Taizé foi o meu maior desafio, em parte sem dúvida porque era novo para mim, mas também devido ao seu desafio intransigente ao materialismo e à religião consumista. Aqui está um grupo de pessoas que fizeram votos de pobreza e celibato e assim mesmo atraem 100.000 jovens de toda a Europa todos os anos, devido à profundidade que representam. Eles rezam, trabalham com cerâmica, mas também estão profundamente engajados com a dor do mundo. Mandaram equipes e ajuda à Coréia do Norte, têm uma presença em longo prazo em Bangladesh, e enquanto estive lá estavam hospedando jovens da Síria e da Ucrânia. Quando, devido à popularidade de Taizé, surgiram barracas vendendo alimentos excessivamente caros e bugingangas religiosas, eles simplesmente as enfraqueceram montando uma loja de produtos com preços justos operada por voluntários. Quando alguns homens de negócios planejaram um hotel de luxo para os que queriam Taizé-light (a espiritualidade sem a vida simples), os irmãos ameaçaram mudar toda a comunidade se eles prosseguissem. Entre os meus companheiros palestrantes havia embaixadores, políticos, líderes de negócios e dignatários religiosos, sendo que muitos deles descobriram a sua vocação quando jovens adultos em Taizé há algumas décadas, e se mantiveram com base no que realmente importa e visitando todos os anos.
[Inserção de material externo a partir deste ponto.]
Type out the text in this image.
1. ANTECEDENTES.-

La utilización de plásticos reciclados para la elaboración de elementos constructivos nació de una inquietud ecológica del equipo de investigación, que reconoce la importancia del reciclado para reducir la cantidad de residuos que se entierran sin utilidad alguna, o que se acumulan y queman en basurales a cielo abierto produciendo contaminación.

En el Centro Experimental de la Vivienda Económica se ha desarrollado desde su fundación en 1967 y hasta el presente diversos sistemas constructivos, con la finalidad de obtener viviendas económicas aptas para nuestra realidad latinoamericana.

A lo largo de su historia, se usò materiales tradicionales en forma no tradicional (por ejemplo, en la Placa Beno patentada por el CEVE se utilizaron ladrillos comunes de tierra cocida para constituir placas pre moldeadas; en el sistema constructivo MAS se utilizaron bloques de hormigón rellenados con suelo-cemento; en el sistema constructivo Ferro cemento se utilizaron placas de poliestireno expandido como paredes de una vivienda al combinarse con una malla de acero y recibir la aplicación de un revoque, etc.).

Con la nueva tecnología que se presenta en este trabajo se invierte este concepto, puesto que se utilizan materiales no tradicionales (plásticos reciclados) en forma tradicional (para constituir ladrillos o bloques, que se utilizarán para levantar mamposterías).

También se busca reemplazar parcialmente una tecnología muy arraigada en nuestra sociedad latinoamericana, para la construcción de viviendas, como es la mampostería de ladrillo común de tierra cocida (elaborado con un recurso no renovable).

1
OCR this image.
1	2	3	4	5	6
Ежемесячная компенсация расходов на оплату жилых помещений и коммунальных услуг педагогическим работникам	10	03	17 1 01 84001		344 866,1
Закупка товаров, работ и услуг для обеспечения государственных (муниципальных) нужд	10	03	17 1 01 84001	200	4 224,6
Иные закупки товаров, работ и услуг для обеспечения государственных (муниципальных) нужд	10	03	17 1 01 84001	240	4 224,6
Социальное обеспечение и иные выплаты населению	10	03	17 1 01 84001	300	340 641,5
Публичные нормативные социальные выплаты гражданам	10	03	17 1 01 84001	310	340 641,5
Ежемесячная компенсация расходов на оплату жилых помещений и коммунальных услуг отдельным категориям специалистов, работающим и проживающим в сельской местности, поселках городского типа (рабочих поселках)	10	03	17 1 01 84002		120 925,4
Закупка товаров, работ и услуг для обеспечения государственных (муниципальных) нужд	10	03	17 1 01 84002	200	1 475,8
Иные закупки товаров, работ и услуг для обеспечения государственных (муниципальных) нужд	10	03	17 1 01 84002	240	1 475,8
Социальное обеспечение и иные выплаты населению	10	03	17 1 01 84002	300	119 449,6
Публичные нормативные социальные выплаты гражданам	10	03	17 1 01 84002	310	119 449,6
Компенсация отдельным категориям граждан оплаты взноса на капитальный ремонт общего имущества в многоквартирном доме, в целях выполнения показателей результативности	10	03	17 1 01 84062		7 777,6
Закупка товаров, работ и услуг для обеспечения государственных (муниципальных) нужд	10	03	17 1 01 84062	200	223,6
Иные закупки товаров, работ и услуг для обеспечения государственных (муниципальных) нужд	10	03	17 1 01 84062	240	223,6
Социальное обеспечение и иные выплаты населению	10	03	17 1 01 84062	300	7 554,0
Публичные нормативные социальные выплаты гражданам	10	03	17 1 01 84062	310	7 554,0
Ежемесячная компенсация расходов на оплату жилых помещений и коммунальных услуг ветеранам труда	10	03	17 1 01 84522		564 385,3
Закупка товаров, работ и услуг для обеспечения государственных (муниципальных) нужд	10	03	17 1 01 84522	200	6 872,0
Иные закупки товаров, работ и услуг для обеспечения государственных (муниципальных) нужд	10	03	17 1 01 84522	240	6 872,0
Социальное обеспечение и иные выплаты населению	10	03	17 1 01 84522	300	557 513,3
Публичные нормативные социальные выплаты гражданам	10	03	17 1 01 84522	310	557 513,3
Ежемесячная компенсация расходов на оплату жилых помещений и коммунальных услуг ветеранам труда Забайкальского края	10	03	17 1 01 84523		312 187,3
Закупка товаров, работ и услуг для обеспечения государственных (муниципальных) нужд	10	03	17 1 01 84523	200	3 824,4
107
Nenhum dos lugares que visitei neste verão é perfeito. Mas quando me pergunto onde Jesus se sentiria em casa, sinto-me desafiado. Acho que Ele adoraria o prazer infantil na Disneyland e a adoração desinibida no festival cristão. No entanto, ao reler os Evangelhos, vejo que Jesus frequentemente falava sobre os perigos da dependência ao dinheiro, à riqueza e aos bens – um desafio que a Disney flagrantemente desconsidera e o festival cristão calmamente ignora. O desafio de Taizé é tão profundamente contra-cultural porque reconhece que simplesmente não podemos adorar Deus e bens materiais ao mesmo tempo.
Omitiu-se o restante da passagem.